From a broader perspective, Level 2 IT departments often are also beginning to formalize their data management requirements. Moving to Level 3 requires a clear executive mandate to overcome cultural and motivational barriers.
Level 3: Systematic
Systematic organizations are getting their data house in order. IT departments in this phase implement automated CDC solutions such as Attunity Replicate that require no disruptive agents on source systems. These solutions enable uniform data integration procedures across more platforms, breaking silos while minimizing skill and labor requirements with a“self-service”approach. Data architects rather than specialized ETL programmers can efficiently perform high-scale data integration, ideally through a consolidated enterprise console and with no manual scripting. In many cases, they also can integrate full-load replication and CDC processes into larger IT management frameworks using REST or other APIs. For example, administrators can invoke and execute Attunity Replicate tasks from workload automation solutions.
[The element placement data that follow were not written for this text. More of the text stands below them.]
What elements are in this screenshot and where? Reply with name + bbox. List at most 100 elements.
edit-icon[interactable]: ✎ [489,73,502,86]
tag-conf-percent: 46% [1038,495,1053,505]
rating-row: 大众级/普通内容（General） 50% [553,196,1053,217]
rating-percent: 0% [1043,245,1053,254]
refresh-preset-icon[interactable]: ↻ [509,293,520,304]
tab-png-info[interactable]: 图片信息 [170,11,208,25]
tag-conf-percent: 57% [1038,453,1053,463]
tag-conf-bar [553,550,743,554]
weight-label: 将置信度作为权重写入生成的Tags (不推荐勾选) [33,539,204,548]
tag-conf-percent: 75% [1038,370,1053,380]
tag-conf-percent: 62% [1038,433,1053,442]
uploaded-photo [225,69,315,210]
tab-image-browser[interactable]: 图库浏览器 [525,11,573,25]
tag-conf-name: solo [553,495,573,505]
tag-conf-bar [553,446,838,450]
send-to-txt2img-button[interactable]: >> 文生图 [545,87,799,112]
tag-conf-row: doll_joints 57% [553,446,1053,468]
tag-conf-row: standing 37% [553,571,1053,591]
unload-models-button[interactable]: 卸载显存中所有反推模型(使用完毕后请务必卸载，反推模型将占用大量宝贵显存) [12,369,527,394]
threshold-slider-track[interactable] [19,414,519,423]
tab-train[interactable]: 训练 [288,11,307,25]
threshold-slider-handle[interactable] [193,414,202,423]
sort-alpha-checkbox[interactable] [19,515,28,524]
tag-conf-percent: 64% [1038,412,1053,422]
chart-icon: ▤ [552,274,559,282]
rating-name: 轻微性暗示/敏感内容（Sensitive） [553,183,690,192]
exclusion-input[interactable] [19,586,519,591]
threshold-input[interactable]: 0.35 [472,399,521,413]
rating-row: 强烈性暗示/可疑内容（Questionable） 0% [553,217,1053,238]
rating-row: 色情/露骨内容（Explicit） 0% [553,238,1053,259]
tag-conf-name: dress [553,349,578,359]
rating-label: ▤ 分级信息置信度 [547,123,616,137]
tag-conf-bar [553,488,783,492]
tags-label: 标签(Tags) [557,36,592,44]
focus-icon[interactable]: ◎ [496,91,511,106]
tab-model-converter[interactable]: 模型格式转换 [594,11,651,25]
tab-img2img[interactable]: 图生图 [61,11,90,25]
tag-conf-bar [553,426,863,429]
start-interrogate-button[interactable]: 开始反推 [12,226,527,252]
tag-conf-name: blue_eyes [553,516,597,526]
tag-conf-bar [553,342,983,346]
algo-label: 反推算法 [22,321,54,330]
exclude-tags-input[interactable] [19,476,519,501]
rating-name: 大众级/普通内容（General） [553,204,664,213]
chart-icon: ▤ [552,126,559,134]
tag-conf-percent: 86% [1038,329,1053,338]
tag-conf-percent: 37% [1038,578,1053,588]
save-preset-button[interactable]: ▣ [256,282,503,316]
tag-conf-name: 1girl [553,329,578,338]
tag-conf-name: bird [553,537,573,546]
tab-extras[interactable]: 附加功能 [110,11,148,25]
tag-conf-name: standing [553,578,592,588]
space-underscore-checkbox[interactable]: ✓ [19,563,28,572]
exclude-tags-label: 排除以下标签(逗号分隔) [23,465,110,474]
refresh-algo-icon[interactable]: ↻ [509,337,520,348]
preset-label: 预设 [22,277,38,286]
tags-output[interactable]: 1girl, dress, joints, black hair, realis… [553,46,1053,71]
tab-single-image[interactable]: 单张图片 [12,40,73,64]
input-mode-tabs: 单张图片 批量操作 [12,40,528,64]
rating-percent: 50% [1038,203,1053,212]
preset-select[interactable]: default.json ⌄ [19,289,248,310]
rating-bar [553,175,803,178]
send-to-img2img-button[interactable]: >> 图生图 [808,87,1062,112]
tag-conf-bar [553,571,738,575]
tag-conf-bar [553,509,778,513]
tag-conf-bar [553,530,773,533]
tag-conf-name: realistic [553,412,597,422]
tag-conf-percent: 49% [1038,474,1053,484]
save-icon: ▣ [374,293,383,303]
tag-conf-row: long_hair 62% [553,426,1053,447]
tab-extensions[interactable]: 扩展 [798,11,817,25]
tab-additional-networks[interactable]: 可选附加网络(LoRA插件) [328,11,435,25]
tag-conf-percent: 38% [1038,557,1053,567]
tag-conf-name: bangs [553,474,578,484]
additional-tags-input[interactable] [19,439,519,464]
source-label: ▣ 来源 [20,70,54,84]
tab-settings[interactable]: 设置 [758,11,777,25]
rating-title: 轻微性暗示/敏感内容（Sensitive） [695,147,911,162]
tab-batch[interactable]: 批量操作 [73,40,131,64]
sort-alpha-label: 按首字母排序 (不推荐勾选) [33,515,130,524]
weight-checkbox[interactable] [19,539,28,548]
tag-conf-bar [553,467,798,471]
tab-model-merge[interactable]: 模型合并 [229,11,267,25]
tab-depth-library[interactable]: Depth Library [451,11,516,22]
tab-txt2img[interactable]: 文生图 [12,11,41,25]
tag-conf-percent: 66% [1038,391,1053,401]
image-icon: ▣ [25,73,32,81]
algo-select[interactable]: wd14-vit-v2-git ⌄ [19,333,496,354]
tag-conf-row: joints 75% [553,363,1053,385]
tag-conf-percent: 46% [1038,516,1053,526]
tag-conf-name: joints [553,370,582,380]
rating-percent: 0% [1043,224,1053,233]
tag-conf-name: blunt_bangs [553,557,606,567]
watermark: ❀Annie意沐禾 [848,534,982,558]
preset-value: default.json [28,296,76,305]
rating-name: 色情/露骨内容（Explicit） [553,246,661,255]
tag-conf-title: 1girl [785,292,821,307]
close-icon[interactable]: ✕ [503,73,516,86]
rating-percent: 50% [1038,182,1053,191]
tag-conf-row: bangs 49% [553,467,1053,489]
IT teams at this level often have clear executive guidance and sponsorship in the form of a crisp corporate data strategy. Leadership is beginning to use data analytics as a competitive differentiator. Examples from Chapter 4 of the Streaming Change Data Capture ebook include the case studies for Suppertime and USave, which have taken systematic, data-driven approaches to improving operational efficiency. StartupBackers (case study 3) is similarly systematic in its data consolidation efforts to enable new analytics insights. Another example is illustrated in case study 4, Nest Egg, whose ambitious campaign to run all transactional records through a coordinated Amazon Web Services (AWS) cloud data flow is enabling an efficient, high-scale microservices environment.
Level 4: Transformational
Organizations reaching the Transformational level are automating additional segments of data pipelines to accelerate data readiness for analytics. For example, they might use data warehouse automation software to streamline the creation, management, and updates of data warehouse and data mart environments. They also might be automating the creation, structuring, and continuous updates of data stores within data lakes. Attunity Compose for Hive provides these capabilities for Hive data stores so that datasets compliant with ACID (atomicity, consistency, isolation, durability) can be structured rapidly in what are effectively SQL-like data warehouses on top of Hadoop.
We find that leaders within Transformational organizations are often devising creative strategies to reinvent their businesses with analytics. They seek to become truly data-driven. GetWell (case study 1 in Chapter 4) is an example of a transformational organization. By applying the very latest technologies — machine learning, and so on—to large data volumes, it is reinventing its offerings to greatly improve the quality of care for millions of patients.
So why not deploy Level 3 or Level 4 solutions and call it a day? Applying a consistent, nondisruptive and fully automated CDC process to various end points certainly improves efficiency, enables real-time analytics, and yields other benefits. However, the technology will take you only so far. We find that the most effective IT teams achieve the greatest efficiency, scalability, and analytics value when they are aligned with a C-level strategy to eliminate data silos, and guide and even transform their business with data-driven decisions.
This blog was adapted from Streaming Change Data Capture: A Foundation for Modern Data Architectures book, O’Reilly, 2018.